“The technology and pace of change has increased in those 20 years, yet there’s so much more that can be done with mobile and all the information we have available to us now. I feel like we’re just at the start of this journey of transforming how people manage their finances,” Smith says.
Among the bank’s digital accomplishments in 2013, Wells Fargo extensively redesigned its website; launched a service, now with 1.5 million users, that allows check deposits to be made through smart phones; and added the SurePay service, which allows person-to-person payments nationwide through mobile devices using an email address or mobile phone number.
Smith’s team also set up a Big Data Lab to pioneer the use of emerging technology and data science to drive customer experience, prevent fraud and develop customer insights. They launched a Wells Fargo app for use on iPad and Android tablets, providing access to Wells Fargo accounts, transfers, payments, mobile deposit, and brokerage access and trading. Two weeks after the launch, nearly 200,000 customers downloaded the iPad app, and more than one million downloads have been incurred since. Access to Wells Fargo Advisors accounts has been added, as has the ability to trade via mobile device.
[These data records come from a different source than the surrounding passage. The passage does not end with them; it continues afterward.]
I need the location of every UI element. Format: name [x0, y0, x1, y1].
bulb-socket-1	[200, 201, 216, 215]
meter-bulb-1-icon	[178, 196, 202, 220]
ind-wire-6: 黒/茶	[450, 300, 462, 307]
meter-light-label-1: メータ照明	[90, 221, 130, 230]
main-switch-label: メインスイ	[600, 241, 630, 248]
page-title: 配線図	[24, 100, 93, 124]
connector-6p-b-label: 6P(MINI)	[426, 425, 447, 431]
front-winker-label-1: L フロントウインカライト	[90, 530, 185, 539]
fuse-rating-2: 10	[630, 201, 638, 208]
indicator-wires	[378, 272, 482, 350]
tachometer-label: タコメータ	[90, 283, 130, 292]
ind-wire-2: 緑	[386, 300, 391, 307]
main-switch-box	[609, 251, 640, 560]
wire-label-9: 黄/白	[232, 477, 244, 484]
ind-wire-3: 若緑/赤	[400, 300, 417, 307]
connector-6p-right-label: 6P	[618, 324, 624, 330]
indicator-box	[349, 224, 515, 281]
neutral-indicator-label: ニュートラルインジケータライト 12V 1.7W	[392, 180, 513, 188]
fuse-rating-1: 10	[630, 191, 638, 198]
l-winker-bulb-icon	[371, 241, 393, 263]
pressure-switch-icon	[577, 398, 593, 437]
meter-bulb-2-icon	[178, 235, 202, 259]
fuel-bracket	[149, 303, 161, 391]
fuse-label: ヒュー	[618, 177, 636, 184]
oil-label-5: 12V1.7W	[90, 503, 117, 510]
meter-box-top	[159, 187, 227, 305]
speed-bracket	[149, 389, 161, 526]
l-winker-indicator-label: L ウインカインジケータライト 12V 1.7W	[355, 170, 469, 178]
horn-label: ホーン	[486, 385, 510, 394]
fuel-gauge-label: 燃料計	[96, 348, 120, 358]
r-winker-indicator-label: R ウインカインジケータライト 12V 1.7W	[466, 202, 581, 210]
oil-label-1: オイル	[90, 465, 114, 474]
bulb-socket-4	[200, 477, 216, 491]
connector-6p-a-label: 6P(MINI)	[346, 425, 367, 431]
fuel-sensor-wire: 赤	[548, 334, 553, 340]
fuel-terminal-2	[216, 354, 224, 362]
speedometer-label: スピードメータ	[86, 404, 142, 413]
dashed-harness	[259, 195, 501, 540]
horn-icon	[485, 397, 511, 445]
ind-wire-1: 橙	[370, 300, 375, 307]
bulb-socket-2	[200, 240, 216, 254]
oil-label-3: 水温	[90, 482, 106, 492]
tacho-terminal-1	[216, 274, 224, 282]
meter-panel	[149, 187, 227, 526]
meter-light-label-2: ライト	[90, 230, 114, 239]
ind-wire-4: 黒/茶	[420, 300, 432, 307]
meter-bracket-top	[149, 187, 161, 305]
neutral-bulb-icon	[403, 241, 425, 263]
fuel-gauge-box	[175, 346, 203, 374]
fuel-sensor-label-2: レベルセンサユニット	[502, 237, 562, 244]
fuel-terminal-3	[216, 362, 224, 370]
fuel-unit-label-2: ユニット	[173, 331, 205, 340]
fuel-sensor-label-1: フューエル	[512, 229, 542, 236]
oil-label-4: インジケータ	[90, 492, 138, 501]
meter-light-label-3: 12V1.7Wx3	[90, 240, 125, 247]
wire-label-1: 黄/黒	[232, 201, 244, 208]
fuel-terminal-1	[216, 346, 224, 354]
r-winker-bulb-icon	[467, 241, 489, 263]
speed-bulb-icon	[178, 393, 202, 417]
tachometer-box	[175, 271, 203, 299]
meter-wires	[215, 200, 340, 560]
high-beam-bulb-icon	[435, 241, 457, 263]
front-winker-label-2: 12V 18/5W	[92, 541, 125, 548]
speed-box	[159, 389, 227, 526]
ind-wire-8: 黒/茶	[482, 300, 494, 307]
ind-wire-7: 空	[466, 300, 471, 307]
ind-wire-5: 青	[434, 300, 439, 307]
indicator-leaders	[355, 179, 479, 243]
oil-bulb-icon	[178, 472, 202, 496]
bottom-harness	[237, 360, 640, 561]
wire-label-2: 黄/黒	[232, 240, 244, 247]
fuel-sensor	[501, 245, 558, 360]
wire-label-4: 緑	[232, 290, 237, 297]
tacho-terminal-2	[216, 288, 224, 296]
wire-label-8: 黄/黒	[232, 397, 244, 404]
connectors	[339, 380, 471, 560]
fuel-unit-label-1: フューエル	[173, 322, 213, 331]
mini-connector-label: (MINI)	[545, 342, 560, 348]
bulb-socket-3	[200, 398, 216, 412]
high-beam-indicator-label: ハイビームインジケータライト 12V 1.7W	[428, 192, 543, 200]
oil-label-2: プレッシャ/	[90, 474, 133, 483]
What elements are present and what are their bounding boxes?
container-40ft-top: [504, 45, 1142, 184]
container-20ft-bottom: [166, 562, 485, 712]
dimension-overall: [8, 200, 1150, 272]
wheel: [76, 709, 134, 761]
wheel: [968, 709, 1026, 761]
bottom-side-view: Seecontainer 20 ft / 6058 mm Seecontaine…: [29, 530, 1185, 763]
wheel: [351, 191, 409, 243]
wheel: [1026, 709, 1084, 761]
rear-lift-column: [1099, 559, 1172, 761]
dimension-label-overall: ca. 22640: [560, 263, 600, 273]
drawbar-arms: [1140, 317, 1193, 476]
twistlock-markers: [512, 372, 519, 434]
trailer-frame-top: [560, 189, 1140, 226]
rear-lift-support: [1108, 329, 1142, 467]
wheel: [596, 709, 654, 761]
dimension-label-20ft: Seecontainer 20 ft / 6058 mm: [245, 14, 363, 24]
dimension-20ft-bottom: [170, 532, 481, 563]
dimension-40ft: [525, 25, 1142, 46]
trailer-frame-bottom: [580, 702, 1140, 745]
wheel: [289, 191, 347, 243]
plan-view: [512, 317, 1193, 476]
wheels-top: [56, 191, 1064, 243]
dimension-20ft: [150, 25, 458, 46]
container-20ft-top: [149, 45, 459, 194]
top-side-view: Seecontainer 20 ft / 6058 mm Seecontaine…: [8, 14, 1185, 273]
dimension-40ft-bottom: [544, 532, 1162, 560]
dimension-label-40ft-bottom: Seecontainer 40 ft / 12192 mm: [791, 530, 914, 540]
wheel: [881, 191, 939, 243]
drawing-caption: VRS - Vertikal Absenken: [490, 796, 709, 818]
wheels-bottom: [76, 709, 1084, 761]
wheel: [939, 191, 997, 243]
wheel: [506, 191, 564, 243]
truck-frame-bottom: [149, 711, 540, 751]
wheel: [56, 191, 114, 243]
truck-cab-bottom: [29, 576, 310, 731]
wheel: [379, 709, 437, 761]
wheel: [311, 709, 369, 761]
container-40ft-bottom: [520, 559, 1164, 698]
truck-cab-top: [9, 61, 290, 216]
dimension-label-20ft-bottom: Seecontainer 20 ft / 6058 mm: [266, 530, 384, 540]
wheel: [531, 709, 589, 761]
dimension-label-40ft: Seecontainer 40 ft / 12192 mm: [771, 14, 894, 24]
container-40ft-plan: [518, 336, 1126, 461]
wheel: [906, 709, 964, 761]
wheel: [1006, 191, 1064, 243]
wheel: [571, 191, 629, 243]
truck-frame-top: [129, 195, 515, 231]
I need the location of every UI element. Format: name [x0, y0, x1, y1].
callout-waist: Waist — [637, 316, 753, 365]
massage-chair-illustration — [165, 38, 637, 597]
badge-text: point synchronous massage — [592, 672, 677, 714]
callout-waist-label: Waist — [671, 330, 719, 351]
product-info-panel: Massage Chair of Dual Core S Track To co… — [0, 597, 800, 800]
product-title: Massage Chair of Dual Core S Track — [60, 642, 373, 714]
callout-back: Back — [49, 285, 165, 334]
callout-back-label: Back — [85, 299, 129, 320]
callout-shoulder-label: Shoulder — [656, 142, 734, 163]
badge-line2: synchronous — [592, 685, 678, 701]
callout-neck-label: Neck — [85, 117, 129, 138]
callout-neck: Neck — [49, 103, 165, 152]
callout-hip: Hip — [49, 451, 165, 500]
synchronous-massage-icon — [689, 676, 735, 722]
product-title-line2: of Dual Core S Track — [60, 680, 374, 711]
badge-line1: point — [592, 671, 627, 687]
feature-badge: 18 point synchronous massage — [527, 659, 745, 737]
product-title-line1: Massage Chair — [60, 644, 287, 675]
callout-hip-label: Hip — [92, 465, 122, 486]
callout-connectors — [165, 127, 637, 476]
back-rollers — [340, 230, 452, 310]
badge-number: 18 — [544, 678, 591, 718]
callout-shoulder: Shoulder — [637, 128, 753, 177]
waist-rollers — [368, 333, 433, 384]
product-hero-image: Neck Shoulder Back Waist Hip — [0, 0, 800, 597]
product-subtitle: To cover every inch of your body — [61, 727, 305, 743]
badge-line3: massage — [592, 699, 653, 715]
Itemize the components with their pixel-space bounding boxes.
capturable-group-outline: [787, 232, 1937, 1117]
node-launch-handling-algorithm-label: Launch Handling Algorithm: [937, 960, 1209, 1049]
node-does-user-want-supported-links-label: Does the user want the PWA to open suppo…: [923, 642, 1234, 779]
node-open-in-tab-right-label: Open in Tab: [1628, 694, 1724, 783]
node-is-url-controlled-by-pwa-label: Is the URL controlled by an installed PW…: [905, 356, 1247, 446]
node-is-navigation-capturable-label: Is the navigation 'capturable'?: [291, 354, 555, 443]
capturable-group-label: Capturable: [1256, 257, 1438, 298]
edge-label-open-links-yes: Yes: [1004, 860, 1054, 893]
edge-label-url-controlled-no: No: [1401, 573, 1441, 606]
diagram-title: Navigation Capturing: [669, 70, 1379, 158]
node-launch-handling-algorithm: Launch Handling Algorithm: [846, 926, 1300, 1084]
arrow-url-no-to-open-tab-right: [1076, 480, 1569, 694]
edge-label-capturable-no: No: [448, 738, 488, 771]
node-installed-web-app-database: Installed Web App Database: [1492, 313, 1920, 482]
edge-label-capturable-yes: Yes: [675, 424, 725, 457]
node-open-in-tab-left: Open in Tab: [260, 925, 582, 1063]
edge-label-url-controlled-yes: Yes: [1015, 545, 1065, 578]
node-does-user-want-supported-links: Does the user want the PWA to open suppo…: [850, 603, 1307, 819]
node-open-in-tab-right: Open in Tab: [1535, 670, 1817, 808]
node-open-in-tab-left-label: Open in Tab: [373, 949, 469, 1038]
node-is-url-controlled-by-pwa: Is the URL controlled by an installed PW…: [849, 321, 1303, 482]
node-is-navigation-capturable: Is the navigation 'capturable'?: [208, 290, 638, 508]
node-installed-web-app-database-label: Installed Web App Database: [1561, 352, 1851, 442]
On the ATM front, two years after the bank introduced an e-receipt option at its ATMs, customers have used the service more than 100 million times. In 2013, Wells Fargo surpassed one billion electronic statements and receipts.- Mobile banking is used by almost half of Wells Fargo’s more than 23 million active online banking customers.
In the early 1990s, it was easy to innovate because customers were excited with anything the bank was rolling out for them, he says. But in today’s environment, with 24 million customers using the Wells Fargo website and more than 12 million mobile customers, anything that is deployed has to be rock solid.
Through its innovation practice, Wells Fargo looks five years or more into the future at what might be possible, trying to understand how technologies are changing even outside of financial services and outside of the U.S., as well as how demographics are changing. The bank then identifies themes, and moves some of the ideas into its incubator environment to test technologies and build prototypes. The usability of promising technologies can then be tested with the bank’s 270,000 employees before testing with bank customers.
“The areas we think are really interesting in the next five years relate to mobile,” Smith said. “So far, most companies have just taken capabilities they had in online banking and other channels and rebuilt them into mobile.”
In the next several years, the unique capabilities of mobile devices could be used to transform experiences in other channels — maybe rebuilding entire loan application processes or account openings around mobile capabilities, Smith says. And other Internet-connected devices, such Google Glass, smart watches, or cars could be integrated into banking experiences.